Research Report

Teachers Report Growing Interest, Persistent Skepticism About Games

Technology in the classroom

Technology is expanding into many classrooms, but teacher acceptance of the new tools appears mixed.

New surveys are coming out all the time gauging the views of teachers when it comes to technology and games in the classroom, but finding trends in any individual report can be difficult.

To assess whether there are key findings across these reports, the Joan Ganz Cooney Center conducted a meta-analysis of five recent surveys to gauge what is happening in the nation’s schools.

Briana Pressey conducted the meta-analysis and said the surveys were conducted over the last 18 months and each “presents a unique perspective and teacher population, and the surveys collectively add to a greater conversation about the benefits and challenges of technology as it relates to the education of today’s digitally connected children,” she wrote recently.

And some of the data she highlights is worth a second look.

Key Findings

  • 62% of teachers said it was their own comfort level with technology that was one of the biggest barriers to incorporating games and tech in the classroom.
  • 68% of science, 58% of math, 54% of history/social studies and 53% of English/language arts teachers are “very confident” in their ability to use the latest technology.
  • 74% of teachers reported technology is “an exciting way of communicating with and motivating students.”
  • 68% of teachers said their school or district offered some sort of technology training and 32% had no such training.

Pressey said taken together there were key takeaways for designers hoping to find a market for their games in the classroom.

“As much as you are designing to engage the kids, impress the gatekeepers,” she said, pointing out teachers and administrators are the key decision makers who will gauge the effectiveness of a given technology.

She said most educators listed both access to the technology and time as major barriers to implementing games, so she stressed the need for game developers to “present good examples of how the game is used in the classroom or how to best streamline a product into the class” to ensure a better response.

She added that teachers said they feel they are “bombarded by games,” but despite the overall belief in the engaging quality of games, there remains “skepticism about how much games are actually helping.”

But Pressey said throughout the surveys, there is a persistent interest in the possible positive effects gaming can have for students.
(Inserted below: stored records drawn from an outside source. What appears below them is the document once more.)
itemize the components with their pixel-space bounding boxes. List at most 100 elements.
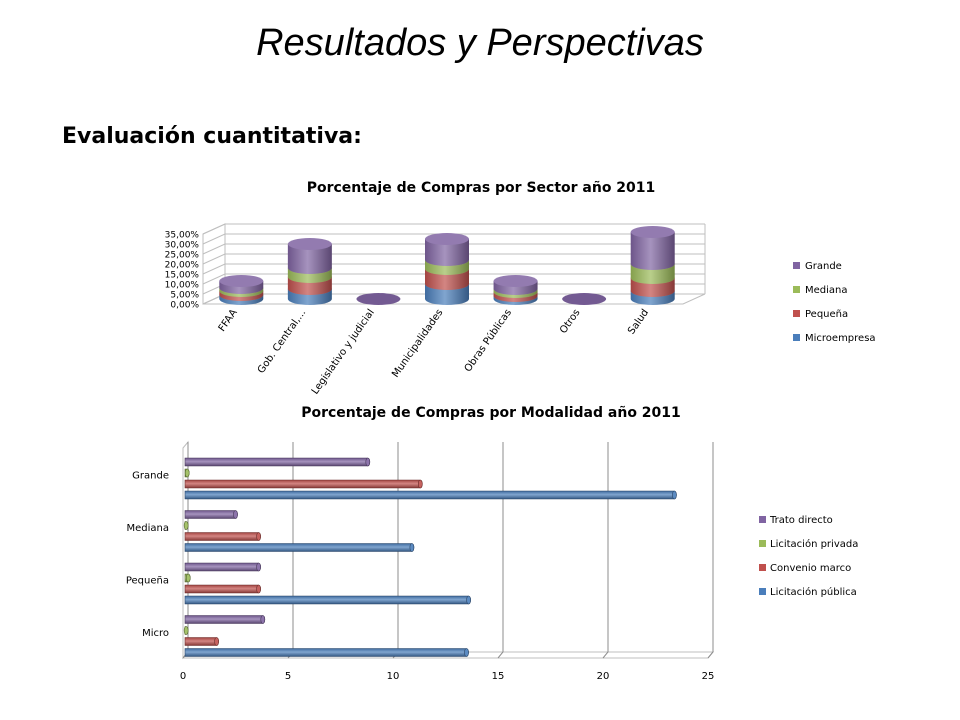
chart-sector-legend-label: Pequeña: [805, 309, 848, 320]
chart-sector-title: Porcentaje de Compras por Sector año 201…: [307, 180, 656, 196]
chart-modalidad-bar-body: [184, 595, 471, 605]
chart-modalidad-legend-label: Convenio marco: [770, 563, 851, 574]
chart-sector-y-tick: 5,00%: [170, 291, 199, 301]
slide-title: Resultados y Perspectivas: [256, 22, 704, 64]
chart-modalidad-bar-body: [184, 637, 219, 646]
chart-modalidad-x-tick: 5: [285, 671, 291, 682]
chart-sector-legend-swatch: [793, 262, 800, 269]
chart-sector-bar-obras-publicas-grande: [493, 275, 538, 295]
chart-sector-bar-body: [287, 244, 332, 274]
chart-modalidad-bar-body: [184, 490, 677, 500]
chart-modalidad-bar-cap: [672, 490, 677, 500]
chart-sector-legend-swatch: [793, 286, 800, 293]
chart-modalidad-bar-grande-convenio-marco: [184, 479, 423, 489]
chart-modalidad-x-tick: 15: [492, 671, 505, 682]
chart-sector-x-tick: Municipalidades: [390, 307, 445, 379]
chart-sector-gridline: [202, 223, 705, 235]
chart-modalidad-x-tick: 0: [180, 671, 186, 682]
chart-modalidad-gridline: [707, 442, 714, 659]
chart-modalidad-bar-body: [184, 510, 238, 519]
chart-modalidad-gridline: [497, 442, 504, 659]
chart-modalidad-bar-cap: [466, 595, 471, 605]
chart-sector-bar-empty: [562, 293, 607, 305]
chart-modalidad-bar-cap: [214, 637, 219, 646]
chart-modalidad-x-tick: 25: [702, 671, 715, 682]
chart-sector-bar-body: [425, 269, 469, 290]
chart-sector-bar-empty: [356, 293, 401, 305]
chart-sector-x-tick: Otros: [558, 307, 583, 335]
chart-sector-y-tick: 30,00%: [165, 241, 200, 251]
chart-sector-y-tick: 0,00%: [170, 301, 199, 311]
chart-modalidad-bar-micro-licitacion-publica: [184, 648, 469, 657]
chart-sector-gridline: [202, 233, 705, 245]
chart-sector-legend-swatch: [793, 310, 800, 317]
chart-modalidad-bar-pequena-convenio-marco: [184, 584, 261, 594]
chart-modalidad-bar-body: [184, 543, 415, 552]
chart-sector-y-tick: 25,00%: [165, 251, 200, 261]
chart-modalidad-bar-pequena-trato-directo: [184, 562, 261, 572]
chart-modalidad-y-tick: Mediana: [127, 523, 170, 534]
chart-sector-bar-body: [425, 239, 469, 266]
chart-modalidad-bar-grande-trato-directo: [184, 457, 371, 467]
chart-modalidad-legend-swatch: [759, 516, 766, 523]
chart-sector-bar-body: [630, 232, 675, 270]
chart-modalidad-legend-label: Trato directo: [769, 515, 833, 526]
chart-modalidad-bar-cap: [183, 521, 189, 530]
chart-modalidad-bar-grande-licitacion-publica: [184, 490, 677, 500]
chart-sector-y-tick: 20,00%: [165, 261, 200, 271]
chart-modalidad-legend-swatch: [759, 540, 766, 547]
chart-modalidad-y-tick: Grande: [132, 470, 169, 481]
chart-modalidad-bar-micro-trato-directo: [184, 615, 266, 624]
chart-modalidad-svg: Porcentaje de Compras por Modalidad año …: [126, 405, 859, 682]
chart-sector-gridline: [202, 243, 705, 255]
chart-modalidad-x-tick: 20: [597, 671, 610, 682]
chart-modalidad-bar-cap: [464, 648, 469, 657]
chart-sector-bar-cap: [219, 275, 264, 287]
chart-sector-y-tick: 10,00%: [165, 281, 200, 291]
chart-modalidad-title: Porcentaje de Compras por Modalidad año …: [301, 405, 681, 421]
chart-sector-bar-cap: [425, 233, 469, 245]
chart-sector-bar-municipalidades-grande: [425, 233, 469, 266]
chart-modalidad-bar-mediana-convenio-marco: [184, 532, 261, 541]
chart-sector-y-tick: 15,00%: [165, 271, 200, 281]
chart-modalidad-x-tick: 10: [387, 671, 400, 682]
chart-modalidad-bar-body: [184, 584, 261, 594]
chart-modalidad-bar-body: [184, 479, 423, 489]
chart-modalidad-bar-cap: [409, 543, 415, 552]
chart-sector-bar-cap: [630, 226, 675, 238]
chart-modalidad-bar-body: [184, 532, 261, 541]
chart-modalidad-bar-mediana-licitacion-privada: [183, 521, 189, 530]
chart-sector-x-tick: Gob. Central,...: [256, 307, 308, 375]
chart-sector-gridline: [202, 263, 705, 275]
chart-modalidad-bar-cap: [256, 562, 261, 572]
slide-subtitle: Evaluación cuantitativa:: [62, 124, 362, 149]
chart-modalidad-bar-mediana-trato-directo: [184, 510, 238, 519]
chart-modalidad-bar-grande-licitacion-privada: [184, 468, 190, 478]
chart-modalidad-legend-label: Licitación privada: [770, 538, 858, 550]
chart-modalidad-legend-swatch: [759, 564, 766, 571]
chart-sector-y-tick: 35,00%: [165, 231, 200, 241]
chart-modalidad-bar-cap: [256, 532, 261, 541]
chart-modalidad-bar-cap: [256, 584, 261, 594]
chart-modalidad-bar-cap: [260, 615, 266, 624]
chart-sector-svg: Porcentaje de Compras por Sector año 201…: [165, 180, 876, 397]
chart-sector-legend-label: Microempresa: [805, 333, 876, 344]
chart-modalidad-y-tick: Micro: [142, 628, 169, 639]
chart-modalidad-y-tick: Pequeña: [126, 575, 169, 586]
chart-sector: Porcentaje de Compras por Sector año 201…: [0, 170, 960, 400]
chart-modalidad-bar-micro-convenio-marco: [184, 637, 219, 646]
chart-modalidad-bar-cap: [417, 479, 423, 489]
chart-modalidad-bar-body: [184, 457, 371, 467]
chart-modalidad-legend-swatch: [759, 588, 766, 595]
chart-sector-x-tick: FFAA: [217, 307, 240, 334]
chart-sector-x-tick: Salud: [626, 307, 651, 336]
chart-modalidad-legend-label: Licitación pública: [770, 586, 857, 598]
chart-sector-bar-salud-grande: [630, 226, 675, 270]
chart-modalidad-bar-pequena-licitacion-privada: [184, 573, 191, 583]
chart-modalidad-bar-cap: [184, 468, 190, 478]
chart-modalidad-bar-body: [184, 562, 261, 572]
chart-sector-x-tick: Legislativo y judicial: [310, 307, 377, 396]
chart-sector-bar-cap: [287, 238, 332, 250]
chart-sector-bar-cap: [493, 275, 538, 287]
chart-modalidad-bar-cap: [183, 626, 189, 635]
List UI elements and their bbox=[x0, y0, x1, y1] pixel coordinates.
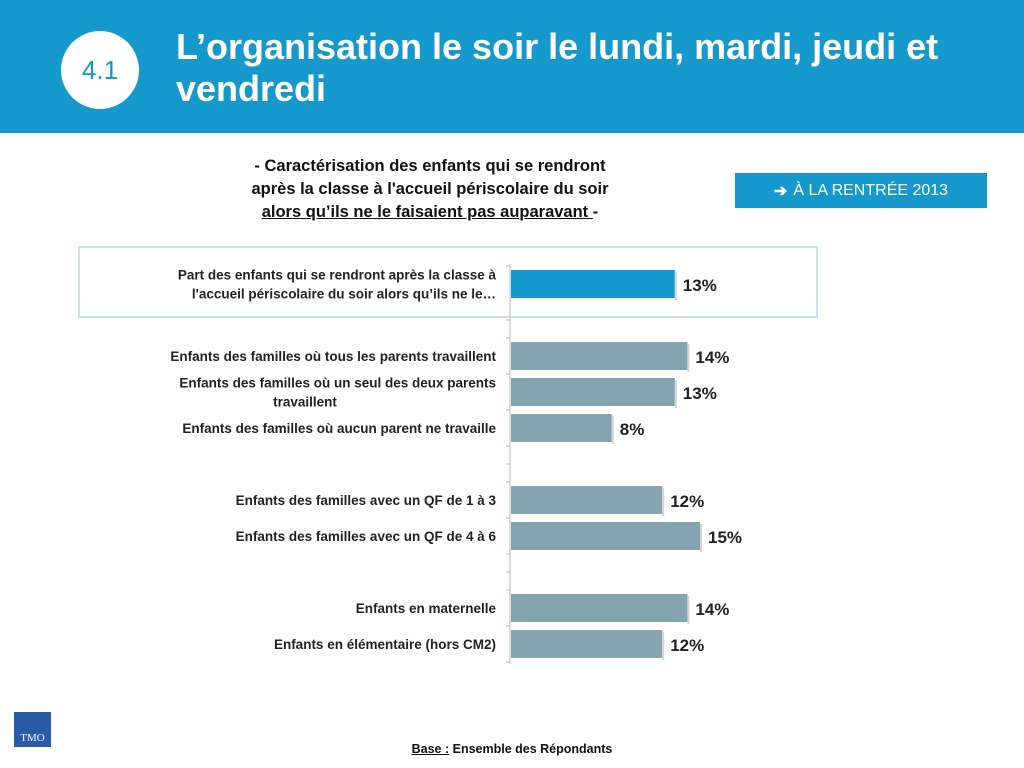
data-label: 12% bbox=[670, 492, 704, 511]
subtitle-line-3: alors qu’ils ne le faisaient pas auparav… bbox=[185, 201, 675, 224]
subtitle-tail: - bbox=[592, 203, 599, 221]
data-label: 14% bbox=[695, 600, 729, 619]
base-note: Base : Ensemble des Répondants bbox=[0, 742, 1024, 756]
base-label: Base : bbox=[411, 742, 450, 756]
bar-shadow bbox=[674, 380, 677, 408]
category-label: Enfants des familles avec un QF de 1 à 3 bbox=[236, 493, 497, 508]
bar-shadow bbox=[674, 272, 677, 300]
bar-shadow bbox=[700, 524, 702, 552]
category-label: Enfants des familles où un seul des deux… bbox=[179, 376, 496, 391]
data-label: 8% bbox=[620, 420, 645, 439]
page-title: L’organisation le soir le lundi, mardi, … bbox=[176, 26, 939, 109]
bar-shadow bbox=[687, 596, 690, 624]
rentree-tag-text: À LA RENTRÉE 2013 bbox=[793, 181, 949, 199]
category-label: Enfants en élémentaire (hors CM2) bbox=[274, 637, 496, 652]
category-label: l'accueil périscolaire du soir alors qu’… bbox=[192, 287, 496, 302]
arrow-right-icon: ➔ bbox=[773, 182, 788, 200]
bar bbox=[511, 486, 663, 514]
bar-shadow bbox=[611, 416, 614, 444]
tmo-logo: TMO bbox=[14, 712, 51, 747]
highlight-frame bbox=[78, 246, 818, 318]
subtitle-line-1: - Caractérisation des enfants qui se ren… bbox=[254, 157, 606, 175]
subtitle-underlined-text: alors qu’ils ne le faisaient pas auparav… bbox=[261, 203, 593, 221]
data-label: 15% bbox=[708, 528, 742, 547]
category-label: Enfants des familles où tous les parents… bbox=[170, 349, 496, 364]
category-label: Enfants des familles où aucun parent ne … bbox=[182, 421, 496, 436]
data-label: 13% bbox=[683, 384, 717, 403]
header-banner: 4.1 L’organisation le soir le lundi, mar… bbox=[0, 0, 1024, 133]
bar bbox=[511, 270, 675, 298]
bar bbox=[511, 594, 688, 622]
subtitle-line-2: après la classe à l'accueil périscolaire… bbox=[251, 180, 609, 198]
bar bbox=[511, 342, 688, 370]
section-number-badge: 4.1 bbox=[61, 31, 139, 109]
category-label: Enfants des familles avec un QF de 4 à 6 bbox=[236, 529, 497, 544]
base-text: Ensemble des Répondants bbox=[449, 742, 613, 756]
category-label: travaillent bbox=[273, 395, 337, 410]
bar bbox=[511, 522, 700, 550]
chart-subtitle: - Caractérisation des enfants qui se ren… bbox=[185, 155, 675, 224]
bar bbox=[511, 414, 612, 442]
bar bbox=[511, 630, 663, 658]
bar-shadow bbox=[687, 344, 690, 372]
category-label: Enfants en maternelle bbox=[356, 601, 497, 616]
category-label: Part des enfants qui se rendront après l… bbox=[178, 268, 497, 283]
bar-shadow bbox=[662, 632, 665, 660]
data-label: 12% bbox=[670, 636, 704, 655]
rentree-tag: ➔ À LA RENTRÉE 2013 bbox=[735, 173, 987, 208]
bar-shadow bbox=[662, 488, 665, 516]
data-label: 14% bbox=[695, 348, 729, 367]
bar bbox=[511, 378, 675, 406]
data-label: 13% bbox=[683, 276, 717, 295]
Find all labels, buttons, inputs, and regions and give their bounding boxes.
She pointed to games built specifically for use in school as having a leg up in the minds of most educators.

The other type of game that seems to be attracting interest from educators is a game that connects beyond the classroom using either online and offline technologies. She said many teachers are seeking out games that offer them “different options to bridge the teaching from the classroom to home.”

Editor’s Note: the Joan Ganz Cooney Center also operates this site as a project of the Games and Learning Publishing Council.